Here is the dilemma. Our son Rob, age 13, got an invitation to a friend’s 14th birthday party barbecue. And when I say “invitation,” I don’t mean a paper card, I mean the friend told him about it. We drove him to the party at 4:00, and when I say “we,” I mean Paul.

Originally I was going to drive him, and my plan was to go up to the house, introduce myself to the parents, get a magical feeling that everything was okay and that our views on supervision of teenagers was compatible, exchange phone numbers with the parents, and ask when to pick Rob up.

But what Paul did was drop him off in the driveway, waving to a distant adult as he did so. So! We don’t know when the party ends! We don’t know ANYTHING!

Keeping in mind that Paul is SORRY, and also that he couldn’t have our usual Saturday Night Drinks because one of us had to be completely dry to go pick up Rob later and that got to be Paul because he cheesed things up—keeping all that in mind, what would YOU do? Would you…wait to get a call from Rob, somehow? Go back to the house at a certain time and just…see if the party is over?

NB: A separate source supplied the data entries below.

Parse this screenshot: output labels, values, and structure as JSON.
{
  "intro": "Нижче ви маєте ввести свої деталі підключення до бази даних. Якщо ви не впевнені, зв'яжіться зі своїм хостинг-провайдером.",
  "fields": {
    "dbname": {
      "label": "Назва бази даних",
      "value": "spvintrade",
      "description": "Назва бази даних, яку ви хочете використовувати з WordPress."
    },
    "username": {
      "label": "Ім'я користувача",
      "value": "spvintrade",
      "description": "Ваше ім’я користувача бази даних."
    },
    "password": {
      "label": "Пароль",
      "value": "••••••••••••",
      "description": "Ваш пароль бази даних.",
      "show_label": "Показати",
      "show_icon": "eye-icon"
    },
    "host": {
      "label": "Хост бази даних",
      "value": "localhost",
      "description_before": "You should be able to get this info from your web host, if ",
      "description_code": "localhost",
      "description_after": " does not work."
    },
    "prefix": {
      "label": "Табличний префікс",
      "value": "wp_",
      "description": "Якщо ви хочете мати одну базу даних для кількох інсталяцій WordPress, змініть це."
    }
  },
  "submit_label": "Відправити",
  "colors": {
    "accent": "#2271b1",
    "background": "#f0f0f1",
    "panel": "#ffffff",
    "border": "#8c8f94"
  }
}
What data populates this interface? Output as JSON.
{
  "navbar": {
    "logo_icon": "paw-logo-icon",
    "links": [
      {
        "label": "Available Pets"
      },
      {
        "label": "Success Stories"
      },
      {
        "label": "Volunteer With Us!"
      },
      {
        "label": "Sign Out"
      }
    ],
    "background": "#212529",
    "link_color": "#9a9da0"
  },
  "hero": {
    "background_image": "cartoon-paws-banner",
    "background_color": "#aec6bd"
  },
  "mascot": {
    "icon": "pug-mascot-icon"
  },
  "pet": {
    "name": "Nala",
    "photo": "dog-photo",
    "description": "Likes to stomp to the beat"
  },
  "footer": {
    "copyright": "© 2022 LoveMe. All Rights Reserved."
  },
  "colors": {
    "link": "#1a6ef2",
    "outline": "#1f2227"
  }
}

This is new territory for us, and we’re not sure if Rob would feel comfortable asking to use the host’s phone, or if Rob would know to take an “Okay, the party is over now” hint, or what the protocol is for 14-year-old parties.

Update: What we did was wait until about 7:45 (assuming in the meantime that Rob would be capable of calling us from the host’s phone if necessary, and wishing he’d remembered to bring one of the family cell phones with him), and then Paul drove over there—but with a casual attitude, ready to hear something like, “They’re right in the middle of a movie” or whatever, at which point he would have said, “Okay! When should I come back for him?” Instead, his timing was very good: kids were still hanging around, but a couple had already been picked up, so it was fine for Rob to leave with him right then.

Genius Idea

I have come up with the solution to a problem, and I think it’s a good idea to share such solutions when we think of them, however small the problem. SHARE THE GENIUS, is my motto. Not that I am necessarily calling my idea genius, except that it is.

The problem: The kindergarten teacher would like us to send in a photo of our family, for Henry to look at during the day if he feels homesick; but I don’t HAVE a recent or decent photo of our whole family. We are so multitudinous.

Someone other than me would be able to put a bunch of photos together and then have them printed as one photo, but I am not good with my picture-messing-with software. I have once or twice managed to make a four-image multi-photo, but the idea of trying to figure out how to do that again is daunting.

The genius solution: I had a one-free-greeting-card coupon on the site we use for photo developing. All I had to do was choose a multi-image option (I found an Easter one that had narrow pastel borders and no writing/designs and 9 openings for photos; I also considered Valentine’s Day ones that said “Love” and “XOXO” and so forth), and then drag over a selection of photos already uploaded to the site. Then I can put that card in a frame! And because this is a picture for a kindergartner, not a family Christmas card or whatever, I only need to indulge my “but there should be an equal number of images of each person, or else approximate equal surface area of each person, if for example I have one large photo of one person and two small photos of another” inclinations insofar as that would be fun.

This was a huge success, I think (I guess I won’t know until I see the card). It would have been an expensive idea (but probably still worth it to me) without the coupon: $3 for the card plus another $1.50 shipping (it reallllly seems like the shipping on a single card should be about 50 cents), but with the coupon it was only $1.50 total.

The only not-so-stellar moment was when I got the email confirmation, which included a discount on collage prints. …Collage prints? Oh. I could have just done a collage print, not a card. For less money. Ahem. WELL. IT WAS STILL A GREAT IDEA.